I can draw particles! Yay! No pictures yet, as the particles emitted are far from.. interesting. I will try to set up some simple patterns that would be more interesting to show off.

Particles are currently drawn as a point cloud, where one point is one pixel. I later plan on implementing a shader to replace this with either textures or models.

 

Also I’ve got some strange light behaviour in my openGL context. The particles look odd when drawn, but this is currently treated as a minor issue. The actual positioning and behaviour of the particles is right.

So for week 2 I’ve had a little success experimenting with examples and even implementing a simple particle emitter. I can now easily render and calculate five million points from home (where I have got a GTX 560 card). The particle emissions are far from.. interesting at this point in time, but it turned out that calculating and drawing them directly from the GPU was relatively simple. Issues have been few apart from depression.
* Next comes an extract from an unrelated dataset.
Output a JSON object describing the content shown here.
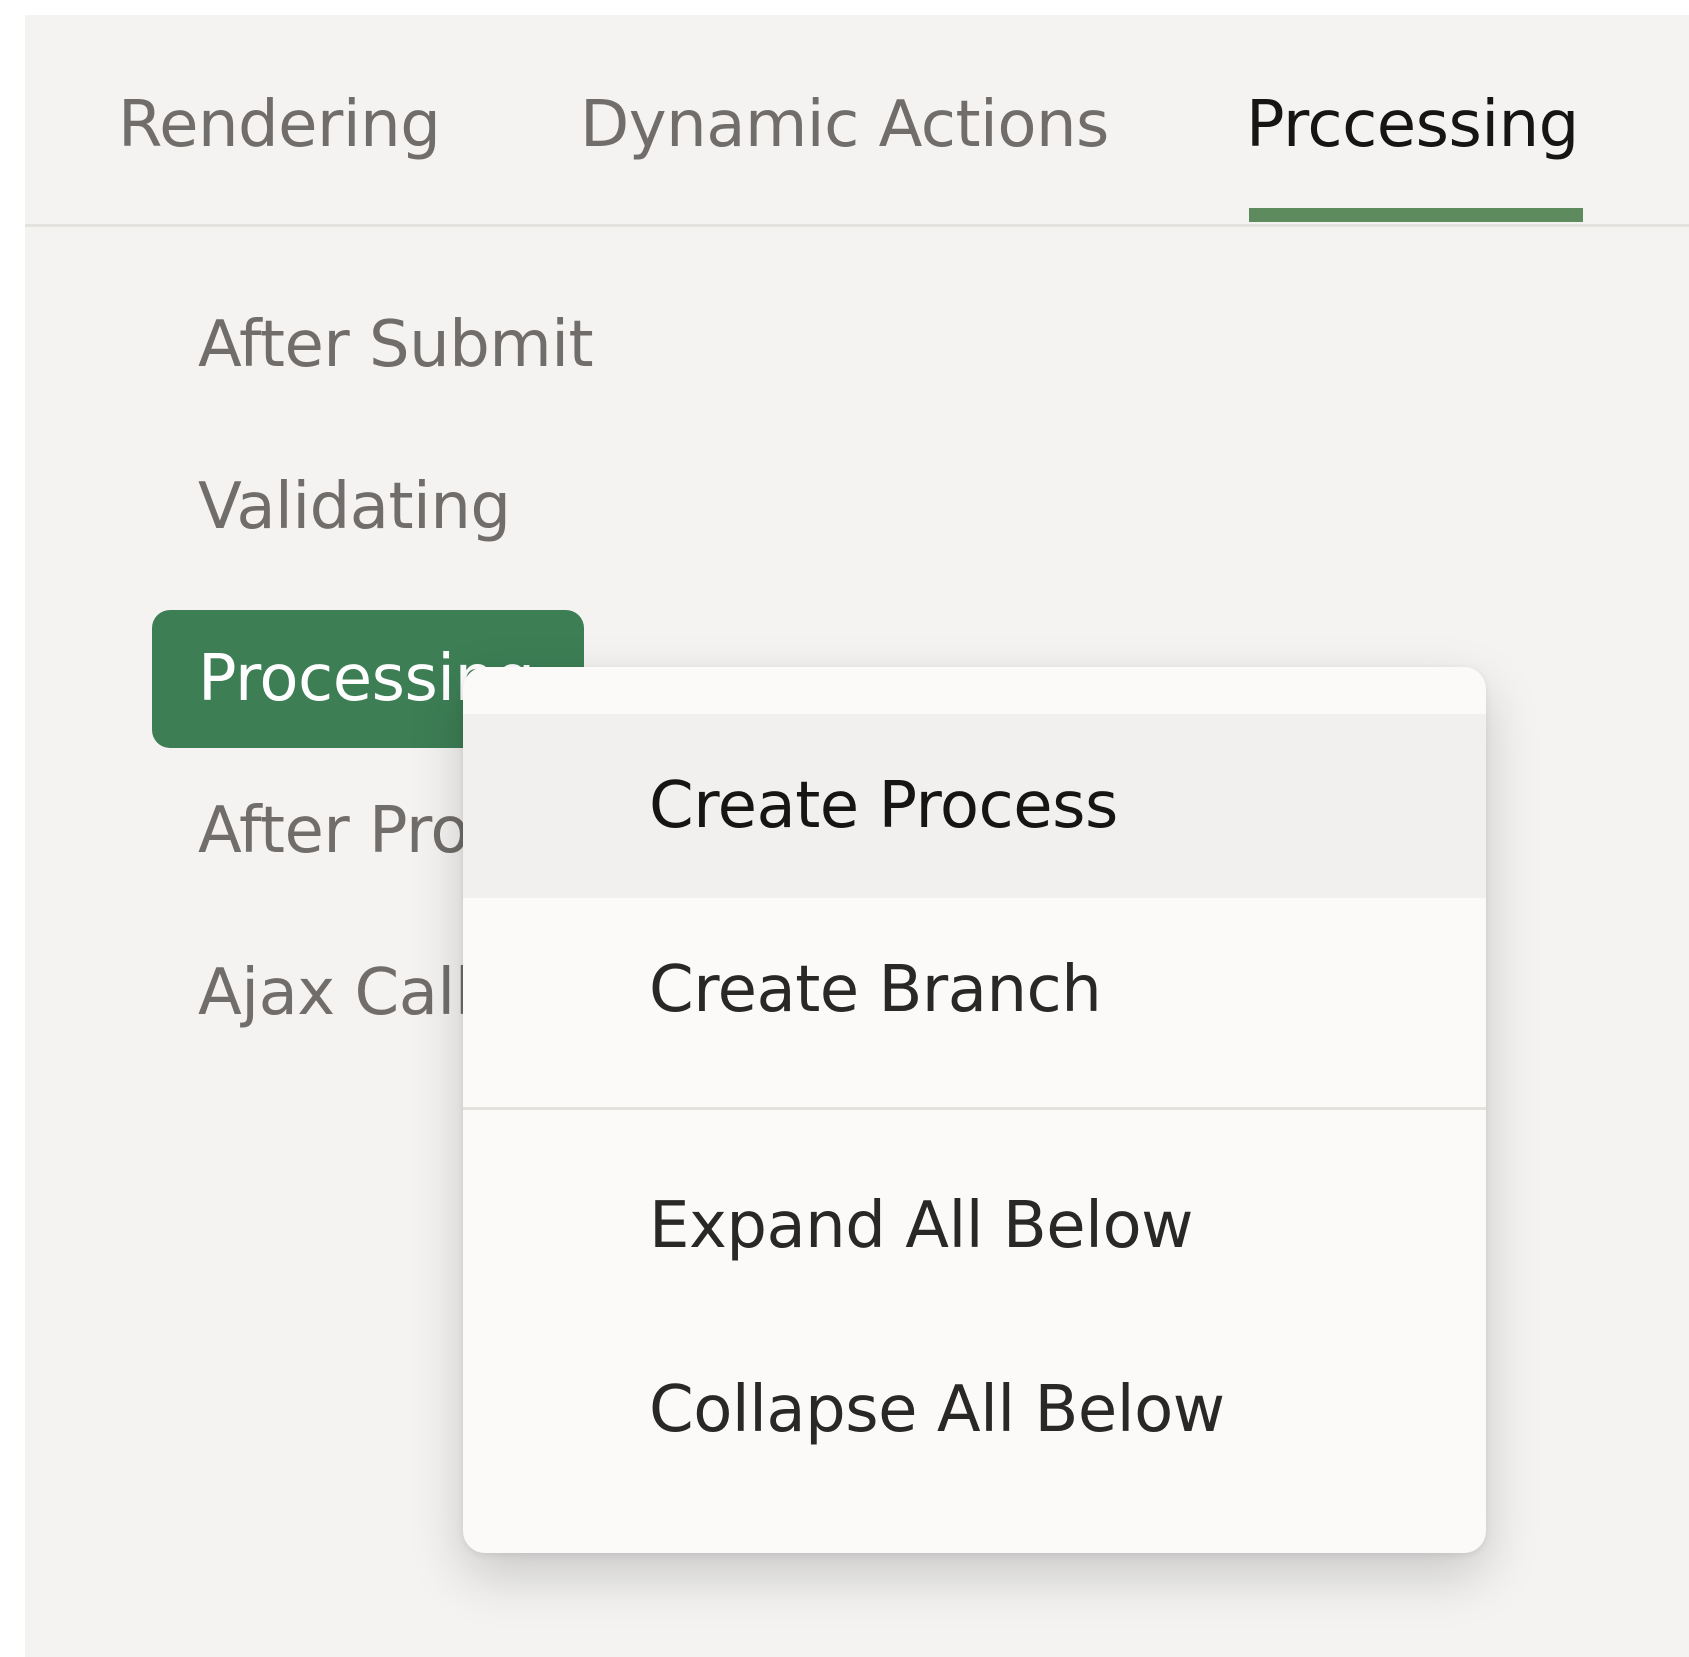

I ultimately gave up on tending to the OclManager class as I came to my senses. It would be an ultimate timewaste unless I want to tidy my code, and tidying in a sense is similar to optimization. We all know the saying “premature optimization is the root of all evil”. I may get back to it later however, it isn’t a key detail. It did however serve a purpose though, as it gave me room to experiment with setting up an openCL context.

[MS1 Concluded] Project Goals

But enough about private issues.

GPU Accelerated Particle System (from here on referenced to as GAPS)  is a 2013 specialization project in the Luleå University of Technology carried out by me, Klas Linde. My goal with GAPS is mainly to learn GPGPU programming practices, to get used to a largely parallel environment. In this very case OpenCL, maybe Cuda.

Particle systems are ideal for such optimizations, and have seen massive performance increases by parallelization in similar projects; and as such I will be making a parallel particle system. My goal is to offload all particle logic, including depth sorting and drawing to the Graphics Processing Unit, which should with some work allow me to integrate an intensive amount of particles at once. If time allows, I will be making the particle system state-preserving, which will allow me to apply forces even after system initiation. This will provide me with plenty of challenges as it is.

I expect to run into at least a few issues regarding parallel computing along the way, as parallel programming is vaguely dissimilar to regular programming towards the CPU. Work will have to be divided into small chunks, with as little workload as possible. As GPUs are well suited for many small workloads rather than one large problem.